Peter’s first symptom was a slight tremor in his right thumb and hand. Over the past couple of years his tremor has increased somewhat, and now occurs intermittently in both hands and in his jaw. Also, walking is a sometimes a little clumsy, and he has some weakness in his voice. Nevertheless, to date his symptoms are not severe and feel quite “manageable”. Peter does not take medication. He finds exercise to be very helpful, including participating in the Rock Steady boxing program three days per week. On “off days” from Rock Steady, he walks or works out on an elliptical exercise machine.
When first diagnosed, Peter told only his family and very close friends about having PD. He has since expanded the circle, but he doesn’t feel the need to make a big deal out of it. He says: “Parkinson’s is a big part of my life, but doesn’t define my life. It’s not the first or most important thing people need to know about me”. He finds the issue of when to mention it to people to be more of a dilemma in his dating life. When meeting someone new, he tends to wait until there is a true connection. “I certainly don’t hide my PD and am willing to talk about it to anyone, but my symptoms are not always obvious. I like to have someone get to know other things about me before we talk about my Parkinson’s”.

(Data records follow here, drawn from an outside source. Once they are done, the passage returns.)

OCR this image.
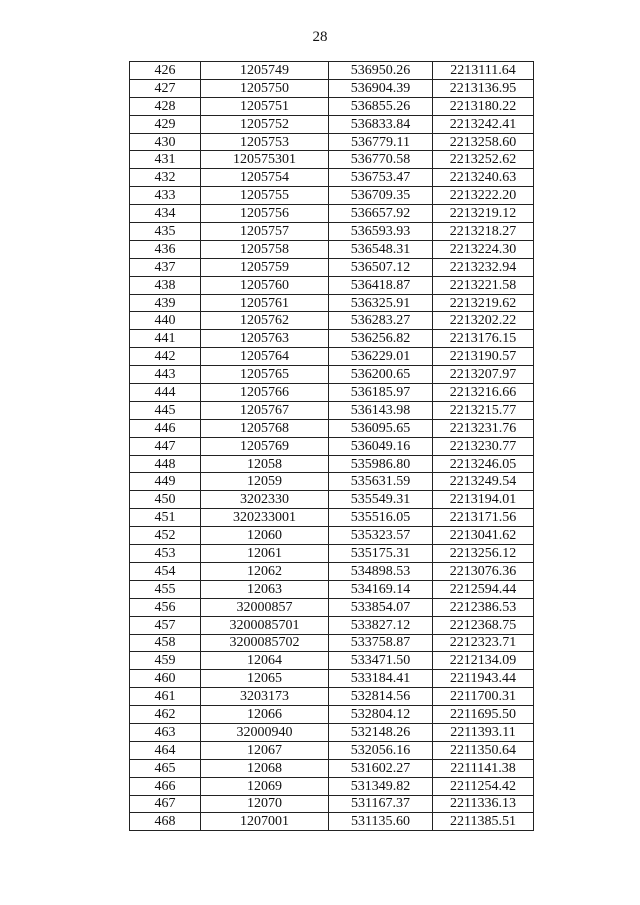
28
426	1205749	536950.26	2213111.64
427	1205750	536904.39	2213136.95
428	1205751	536855.26	2213180.22
429	1205752	536833.84	2213242.41
430	1205753	536779.11	2213258.60
431	120575301	536770.58	2213252.62
432	1205754	536753.47	2213240.63
433	1205755	536709.35	2213222.20
434	1205756	536657.92	2213219.12
435	1205757	536593.93	2213218.27
436	1205758	536548.31	2213224.30
437	1205759	536507.12	2213232.94
438	1205760	536418.87	2213221.58
439	1205761	536325.91	2213219.62
440	1205762	536283.27	2213202.22
441	1205763	536256.82	2213176.15
442	1205764	536229.01	2213190.57
443	1205765	536200.65	2213207.97
444	1205766	536185.97	2213216.66
445	1205767	536143.98	2213215.77
446	1205768	536095.65	2213231.76
447	1205769	536049.16	2213230.77
448	12058	535986.80	2213246.05
449	12059	535631.59	2213249.54
450	3202330	535549.31	2213194.01
451	320233001	535516.05	2213171.56
452	12060	535323.57	2213041.62
453	12061	535175.31	2213256.12
454	12062	534898.53	2213076.36
455	12063	534169.14	2212594.44
456	32000857	533854.07	2212386.53
457	3200085701	533827.12	2212368.75
458	3200085702	533758.87	2212323.71
459	12064	533471.50	2212134.09
460	12065	533184.41	2211943.44
461	3203173	532814.56	2211700.31
462	12066	532804.12	2211695.50
463	32000940	532148.26	2211393.11
464	12067	532056.16	2211350.64
465	12068	531602.27	2211141.38
466	12069	531349.82	2211254.42
467	12070	531167.37	2211336.13
468	1207001	531135.60	2211385.51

What has Peter learned from having PD? First, that anyone’s life can turn in unexpected ways, and it’s how you respond to these changes that matters the most. Second, that it’s helpful not to isolate yourself. Engage with others with PD, and learn how to manage it. In this, Peter was influenced by advice that he heard from John Palfreman, author of Brain Storms. To paraphrase, “You are now a member of a tribe. You may not have selected it, but you can embrace it and become a full member. If you do that it will help you, and you will learn a lot from others in the tribe”. Peter has done that, and it’s been very beneficial. Peter has been very impressed by others, seeing how they’ve found ways to manage their PD, and live very effective lives.
To people who don’t have PD, Peter says, "Parkinson's Disease doesn’t define who we are as human beings. Try to understand it and how it affects us, but recognize that as individuals, we are more than our Parkinson’s". For both those with PD and those without it, Peter says, “Live the life you want now, because you never know what’s coming next.”